Dans un communiqué de presse parvenu à la rédaction de La Référence Plus, l’Association Africaine de Défense des Droits de l’Homme, ASADHO en sigle, est vivement dénonce les actes d’intimidation dont les membres de ‘ONG CODHOD (Comité des Droits de Homme et de Développement) ont été victimes de la part de certains éléments de la Police Nationale Congolaise.
En date du 25 février 2010, Messieurs Papy AVU GARA, Josep LIKONGA et Didier NZAU, membres du CODHOD, ont été interpellés et arrêtés par deux policiers devant leur bureau situé au n° 1517 de l’avenue LWANGA, dans la commune de BARUMBU, à Kinshasa, au moment où ils étaient en train de filmer le témoignage de Madame Elise LOKOKU, vendeuse des pains, sur les conditions de travail des femmes travailleuse en RDC.
Après avoir saisi la camera, ces policiers les ont conduits, avec Madame Elise LOKOKU, au sous commissariat appelé EPOLO où ils ont été détenus dans un container de 11heures à 14 heures sans être préalablement verbalisés.
Par la suite, ils les ont acheminés au cachot du commissariat de la commune de BARUMBU où ils furent longuement interrogés sur la nature des activités de leur ONG et des sources de leur financement. Le film qu’ils avaient déjà enregistré e été visualisé intégralement ainsi que celui de leurs anciennes activités de sensibilisation de la population sur leurs droits et devoirs.
Avant de les libérer et de restituer la camera, vers 17 heures, le responsable de la police leur a dit que : « Vous les défenseurs des droits de l’homme, vous faites de fausses accusations à l’endroit du gouvernement.

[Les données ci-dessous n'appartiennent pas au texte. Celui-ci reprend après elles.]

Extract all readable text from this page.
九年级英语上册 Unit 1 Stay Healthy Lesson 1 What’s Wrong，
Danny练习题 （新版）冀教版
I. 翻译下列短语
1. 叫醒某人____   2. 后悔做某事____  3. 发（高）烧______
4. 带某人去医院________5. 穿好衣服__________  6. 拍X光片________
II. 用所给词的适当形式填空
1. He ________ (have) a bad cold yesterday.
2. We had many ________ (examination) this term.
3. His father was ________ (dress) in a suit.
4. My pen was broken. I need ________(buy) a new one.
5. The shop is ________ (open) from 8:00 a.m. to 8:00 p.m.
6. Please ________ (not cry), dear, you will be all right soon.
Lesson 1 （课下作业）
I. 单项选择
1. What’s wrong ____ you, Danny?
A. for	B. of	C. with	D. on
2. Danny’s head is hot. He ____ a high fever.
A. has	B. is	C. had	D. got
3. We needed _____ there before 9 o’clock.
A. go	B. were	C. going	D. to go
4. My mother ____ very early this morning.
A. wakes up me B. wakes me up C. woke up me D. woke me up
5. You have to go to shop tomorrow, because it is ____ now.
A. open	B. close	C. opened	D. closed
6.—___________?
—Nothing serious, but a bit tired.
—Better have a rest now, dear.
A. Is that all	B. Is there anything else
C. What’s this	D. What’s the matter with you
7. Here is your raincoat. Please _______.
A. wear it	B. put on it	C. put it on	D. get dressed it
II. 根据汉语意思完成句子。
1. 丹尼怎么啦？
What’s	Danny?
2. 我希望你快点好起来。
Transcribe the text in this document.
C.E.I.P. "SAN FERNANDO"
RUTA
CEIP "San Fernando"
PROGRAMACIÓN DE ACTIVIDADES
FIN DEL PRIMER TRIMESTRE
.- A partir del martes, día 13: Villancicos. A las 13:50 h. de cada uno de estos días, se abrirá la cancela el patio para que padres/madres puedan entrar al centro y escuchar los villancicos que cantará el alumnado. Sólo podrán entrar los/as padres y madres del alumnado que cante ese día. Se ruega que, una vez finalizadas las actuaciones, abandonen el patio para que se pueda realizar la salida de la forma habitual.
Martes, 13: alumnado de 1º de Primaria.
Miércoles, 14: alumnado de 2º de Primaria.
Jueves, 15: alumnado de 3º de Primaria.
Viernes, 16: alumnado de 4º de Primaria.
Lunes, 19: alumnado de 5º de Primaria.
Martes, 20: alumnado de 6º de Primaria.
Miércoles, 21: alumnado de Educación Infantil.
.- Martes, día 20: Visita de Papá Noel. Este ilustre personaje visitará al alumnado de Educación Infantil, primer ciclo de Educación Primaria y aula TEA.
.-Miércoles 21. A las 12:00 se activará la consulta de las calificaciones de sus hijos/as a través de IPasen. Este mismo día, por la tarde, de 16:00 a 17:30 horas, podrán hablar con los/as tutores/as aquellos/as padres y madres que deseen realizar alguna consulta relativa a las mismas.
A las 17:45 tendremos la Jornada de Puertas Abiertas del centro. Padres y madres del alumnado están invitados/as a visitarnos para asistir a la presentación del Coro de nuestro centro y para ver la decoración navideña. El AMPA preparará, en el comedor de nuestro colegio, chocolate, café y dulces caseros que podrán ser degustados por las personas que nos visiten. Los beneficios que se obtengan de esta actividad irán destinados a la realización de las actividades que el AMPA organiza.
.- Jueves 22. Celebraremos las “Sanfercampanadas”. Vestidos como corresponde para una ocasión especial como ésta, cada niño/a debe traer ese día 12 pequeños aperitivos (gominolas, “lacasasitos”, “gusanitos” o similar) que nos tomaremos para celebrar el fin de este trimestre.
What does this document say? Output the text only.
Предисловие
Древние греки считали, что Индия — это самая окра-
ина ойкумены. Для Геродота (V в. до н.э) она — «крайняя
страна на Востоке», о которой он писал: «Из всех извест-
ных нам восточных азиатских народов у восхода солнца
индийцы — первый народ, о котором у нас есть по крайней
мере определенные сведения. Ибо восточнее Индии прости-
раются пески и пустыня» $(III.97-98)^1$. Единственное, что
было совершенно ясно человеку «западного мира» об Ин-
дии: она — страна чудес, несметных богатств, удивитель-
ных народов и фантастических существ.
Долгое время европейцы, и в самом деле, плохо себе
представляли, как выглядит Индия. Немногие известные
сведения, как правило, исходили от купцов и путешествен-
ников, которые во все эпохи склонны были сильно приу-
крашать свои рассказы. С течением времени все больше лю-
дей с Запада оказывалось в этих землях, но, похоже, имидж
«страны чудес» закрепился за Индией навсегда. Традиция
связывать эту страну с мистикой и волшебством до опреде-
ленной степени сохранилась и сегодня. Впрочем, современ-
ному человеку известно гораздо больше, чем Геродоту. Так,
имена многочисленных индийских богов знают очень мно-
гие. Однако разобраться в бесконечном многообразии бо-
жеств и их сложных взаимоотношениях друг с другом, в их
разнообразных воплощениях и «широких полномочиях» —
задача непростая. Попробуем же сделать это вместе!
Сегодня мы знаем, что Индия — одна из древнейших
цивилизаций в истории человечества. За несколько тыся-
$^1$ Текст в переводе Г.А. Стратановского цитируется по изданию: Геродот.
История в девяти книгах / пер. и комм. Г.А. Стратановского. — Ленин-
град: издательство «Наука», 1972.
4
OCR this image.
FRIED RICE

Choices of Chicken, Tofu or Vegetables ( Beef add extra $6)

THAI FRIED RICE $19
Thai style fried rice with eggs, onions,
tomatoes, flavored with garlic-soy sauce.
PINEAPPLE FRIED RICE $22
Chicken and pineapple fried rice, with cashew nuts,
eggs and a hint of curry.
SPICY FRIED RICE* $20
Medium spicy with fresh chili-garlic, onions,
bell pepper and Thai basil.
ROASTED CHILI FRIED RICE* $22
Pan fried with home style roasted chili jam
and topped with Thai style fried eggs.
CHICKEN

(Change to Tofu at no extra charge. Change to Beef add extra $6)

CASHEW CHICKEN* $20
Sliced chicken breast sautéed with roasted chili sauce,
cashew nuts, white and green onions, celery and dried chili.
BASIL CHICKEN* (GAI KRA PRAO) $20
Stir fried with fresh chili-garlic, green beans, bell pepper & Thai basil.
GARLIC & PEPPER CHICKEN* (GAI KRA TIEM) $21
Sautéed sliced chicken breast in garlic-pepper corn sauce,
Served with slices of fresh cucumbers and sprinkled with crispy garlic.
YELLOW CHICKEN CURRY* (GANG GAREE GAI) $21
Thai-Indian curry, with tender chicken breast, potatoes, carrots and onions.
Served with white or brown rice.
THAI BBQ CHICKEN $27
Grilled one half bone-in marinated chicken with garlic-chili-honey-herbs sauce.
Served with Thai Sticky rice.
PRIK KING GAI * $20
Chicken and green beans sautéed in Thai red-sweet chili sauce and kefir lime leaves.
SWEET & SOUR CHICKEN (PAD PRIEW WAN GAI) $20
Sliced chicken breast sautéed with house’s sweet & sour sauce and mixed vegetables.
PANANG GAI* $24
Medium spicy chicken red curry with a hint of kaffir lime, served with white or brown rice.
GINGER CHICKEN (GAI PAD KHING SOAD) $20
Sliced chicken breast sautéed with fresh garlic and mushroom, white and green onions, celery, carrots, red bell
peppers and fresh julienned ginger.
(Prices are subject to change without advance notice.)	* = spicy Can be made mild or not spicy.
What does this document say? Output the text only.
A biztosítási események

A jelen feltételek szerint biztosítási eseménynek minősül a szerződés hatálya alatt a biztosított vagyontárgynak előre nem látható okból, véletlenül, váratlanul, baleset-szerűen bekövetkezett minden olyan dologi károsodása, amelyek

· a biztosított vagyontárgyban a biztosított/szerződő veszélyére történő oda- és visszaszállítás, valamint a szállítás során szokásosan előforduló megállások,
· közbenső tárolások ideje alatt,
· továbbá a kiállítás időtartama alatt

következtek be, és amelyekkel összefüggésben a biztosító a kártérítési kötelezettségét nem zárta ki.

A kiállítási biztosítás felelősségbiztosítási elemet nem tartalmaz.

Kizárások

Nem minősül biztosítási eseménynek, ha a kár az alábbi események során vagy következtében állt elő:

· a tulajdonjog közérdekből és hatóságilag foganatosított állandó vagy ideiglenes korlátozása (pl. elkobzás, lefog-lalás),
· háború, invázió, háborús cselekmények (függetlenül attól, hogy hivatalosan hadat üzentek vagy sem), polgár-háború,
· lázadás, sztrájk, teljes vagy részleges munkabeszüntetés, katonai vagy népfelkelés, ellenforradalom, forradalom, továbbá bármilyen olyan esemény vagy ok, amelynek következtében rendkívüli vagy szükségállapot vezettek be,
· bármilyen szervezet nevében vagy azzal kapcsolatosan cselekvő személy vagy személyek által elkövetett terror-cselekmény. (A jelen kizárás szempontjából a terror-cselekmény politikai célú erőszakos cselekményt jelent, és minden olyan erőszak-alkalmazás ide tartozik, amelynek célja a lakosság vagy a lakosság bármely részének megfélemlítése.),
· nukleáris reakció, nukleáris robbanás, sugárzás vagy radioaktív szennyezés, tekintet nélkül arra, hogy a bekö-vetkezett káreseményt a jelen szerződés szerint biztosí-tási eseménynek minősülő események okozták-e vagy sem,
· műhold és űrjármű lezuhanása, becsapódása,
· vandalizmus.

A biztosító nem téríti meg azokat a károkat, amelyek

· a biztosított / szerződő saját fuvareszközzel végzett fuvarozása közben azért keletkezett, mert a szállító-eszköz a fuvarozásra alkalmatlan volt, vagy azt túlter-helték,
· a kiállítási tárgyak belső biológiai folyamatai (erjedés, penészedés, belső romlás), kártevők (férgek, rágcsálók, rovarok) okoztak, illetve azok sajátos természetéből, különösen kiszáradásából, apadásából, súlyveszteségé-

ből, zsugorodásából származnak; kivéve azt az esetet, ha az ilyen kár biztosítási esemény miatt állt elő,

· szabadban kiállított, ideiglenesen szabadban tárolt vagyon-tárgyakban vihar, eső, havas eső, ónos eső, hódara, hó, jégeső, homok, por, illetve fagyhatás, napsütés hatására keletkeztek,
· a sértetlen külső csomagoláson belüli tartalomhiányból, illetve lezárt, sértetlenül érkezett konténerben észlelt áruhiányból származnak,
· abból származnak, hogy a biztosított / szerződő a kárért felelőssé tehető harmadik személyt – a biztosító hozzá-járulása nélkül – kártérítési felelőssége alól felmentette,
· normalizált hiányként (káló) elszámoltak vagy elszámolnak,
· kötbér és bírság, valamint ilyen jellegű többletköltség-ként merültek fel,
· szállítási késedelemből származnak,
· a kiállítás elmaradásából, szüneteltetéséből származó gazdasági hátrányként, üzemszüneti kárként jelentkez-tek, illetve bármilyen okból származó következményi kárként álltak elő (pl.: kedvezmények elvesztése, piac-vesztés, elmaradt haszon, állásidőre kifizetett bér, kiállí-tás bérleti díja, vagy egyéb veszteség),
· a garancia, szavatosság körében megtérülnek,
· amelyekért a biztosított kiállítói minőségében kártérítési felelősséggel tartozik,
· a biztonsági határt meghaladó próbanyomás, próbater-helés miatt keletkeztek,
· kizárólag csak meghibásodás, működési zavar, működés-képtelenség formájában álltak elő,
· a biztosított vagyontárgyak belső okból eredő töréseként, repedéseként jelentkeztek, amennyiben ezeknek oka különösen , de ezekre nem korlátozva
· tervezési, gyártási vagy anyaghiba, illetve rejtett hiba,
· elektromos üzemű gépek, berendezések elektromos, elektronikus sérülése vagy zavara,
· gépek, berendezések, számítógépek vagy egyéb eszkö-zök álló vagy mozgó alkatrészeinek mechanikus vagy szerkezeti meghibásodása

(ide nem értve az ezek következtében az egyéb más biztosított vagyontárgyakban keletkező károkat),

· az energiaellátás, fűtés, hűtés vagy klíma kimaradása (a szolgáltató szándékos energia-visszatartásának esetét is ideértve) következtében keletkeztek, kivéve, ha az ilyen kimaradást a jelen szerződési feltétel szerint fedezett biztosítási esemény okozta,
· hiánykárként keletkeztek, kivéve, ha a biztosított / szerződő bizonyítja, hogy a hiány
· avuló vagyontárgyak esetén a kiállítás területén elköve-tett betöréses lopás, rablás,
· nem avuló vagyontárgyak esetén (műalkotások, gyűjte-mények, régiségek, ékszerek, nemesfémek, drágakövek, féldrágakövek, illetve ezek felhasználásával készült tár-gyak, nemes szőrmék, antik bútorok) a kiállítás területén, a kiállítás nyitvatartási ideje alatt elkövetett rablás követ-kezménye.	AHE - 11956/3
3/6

Il faut être prudent ».
L’ASADHO condamne ces actes d’intimidation et craint que les propos ci- dessus ne constituent une politique gouvernementale visant la réduction des défenseurs des droits de l’homme au silence, et ce, en violation de l’article 37 de la Constitution et de la Déclaration de l’Assemblée Générale des Nations Unies sur la protection du travail des défenseurs des droits de l’Homme.
De ce qui précède, I’ASADHO recommande au Gouvernement Congolais :
D’ordonner aux services de sécurité dont la pouce de cesser toutes les intimidations contre les défenseurs des droits de l’homme en général et ceux du CODHOD en particulier et De garantir leur intégrité physique et morale.
Aux membres de CODHOD : De porter plainte contre les éléments de la police ainsi que de leurs responsables, qui les ont arrêtés et détenus arbitrairement, pour atteinte aux droits fondamentaux garantis aux particuliers.